I got a comment on my last post about drilling in karst vs. in other places. Most of the environmental drilling done on the east coast is within the top 20 feet of the surface, because that's where the water is. And within that upper zone, you are more likely to encounter soil (overburden) than bedrock.

Bedrock adds all sorts of complications to drilling, but even staying above the bedrock can be troublesome. For example, the heaving sand I alluded to in my last post.

If you're drilling in a valley or another area with a significant thickness of overburden, it's not uncommon to drill through layers of saturated soil which may act as barriers to vertical flow. If you go through those layers, you may encounter material which is slightly pressurized (confined), and when you punch a hole through, you open a space that has significantly less pressure. That water (and the soil) wants to go up. That's fine if you're drilling through material that has a decent amount of silt or clay, or perhaps has lots of gravel. But if you're drilling through nice, relatively clean sand (of pretty much any size), that sand will flow with the water. Especially because the drill rods have been vibrating as they've been chewing their way down. And you end up with flowing/running/heaving sand. That is, when you pause to take a sample or to add another rod, sand flows/runs/heaves upward into the drill stem and binds everything up. Or, you stop for the day and come back the next morning to find that your drill rods been pushed way up out of the hole and you've got 80 feet of steel waving around in the breeze.
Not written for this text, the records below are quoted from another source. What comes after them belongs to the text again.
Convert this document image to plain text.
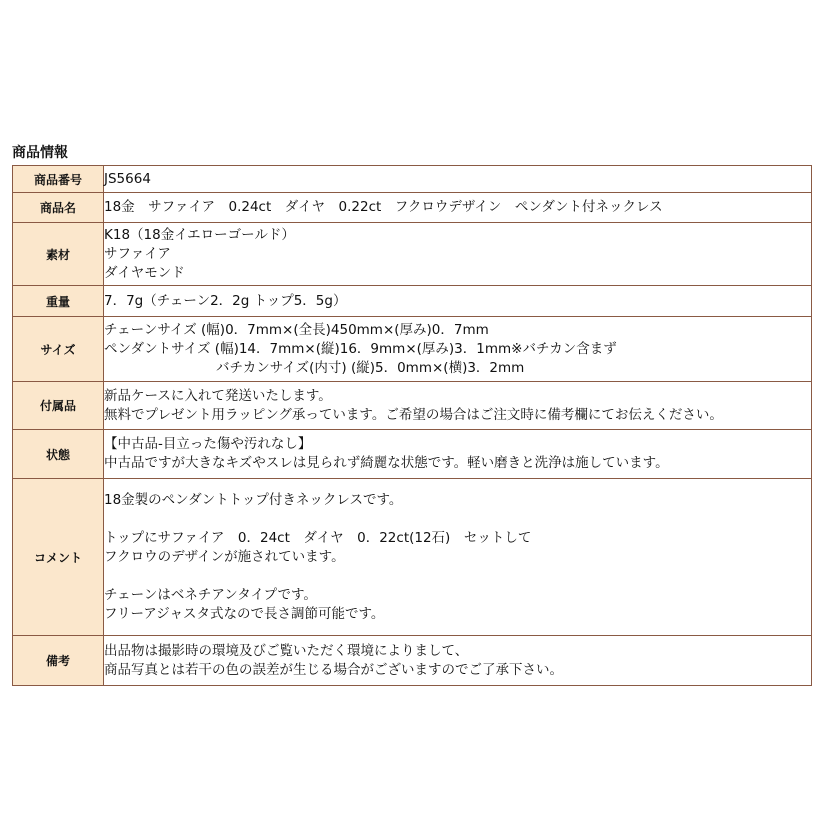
商品情報
商品番号	JS5664
商品名	18金　サファイア　0.24ct　ダイヤ　0.22ct　フクロウデザイン　ペンダント付ネックレス
素材	K18（18金イエローゴールド）
サファイア
ダイヤモンド

重量	7．7g（チェーン2．2g トップ5．5g）
サイズ	チェーンサイズ (幅)0．7mm×(全長)450mm×(厚み)0．7mm
ペンダントサイズ (幅)14．7mm×(縦)16．9mm×(厚み)3．1mm※バチカン含まず
バチカンサイズ(内寸) (縦)5．0mm×(横)3．2mm

付属品	新品ケースに入れて発送いたします。
無料でプレゼント用ラッピング承っています。ご希望の場合はご注文時に備考欄にてお伝えください。

状態	【中古品-目立った傷や汚れなし】
中古品ですが大きなキズやスレは見られず綺麗な状態です。軽い磨きと洗浄は施しています。

コメント	18金製のペンダントトップ付きネックレスです。
トップにサファイア　0．24ct　ダイヤ　0．22ct(12石)　セットして
フクロウのデザインが施されています。
チェーンはベネチアンタイプです。
フリーアジャスタ式なので長さ調節可能です。

備考	出品物は撮影時の環境及びご覧いただく環境によりまして、
商品写真とは若干の色の誤差が生じる場合がございますのでご了承下さい。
There are ways to minimize this. One way is to make sure you always keep the inside of the drill stem full of water, so there's some pressure acting to keep that sand back. You can also add "drilling mud" - a clay or polymer - to your drilling water to hold things back, although often in environmental applications you're not allowed to add anything fancy that may interfere with later samples or well installation. Or you can close your eyes and try and get through those layers as fast as possible, and then seal your casing/drill stem into something that won't flow, like a clay bed or bedrock.

In certain environments, such as coastal areas, heaving sand just comes with the territory. I've had big sites with scores of boreholes drilled, and one particular 15-20 foot zone is just blank with "heaving sand" for every single boring log because every time you stop to get a sample, you just get loose, undifferentiated slop from who-knows-where. Nothing's wrong with the driller or the rig geologist - it's just the way the stratigraphy is.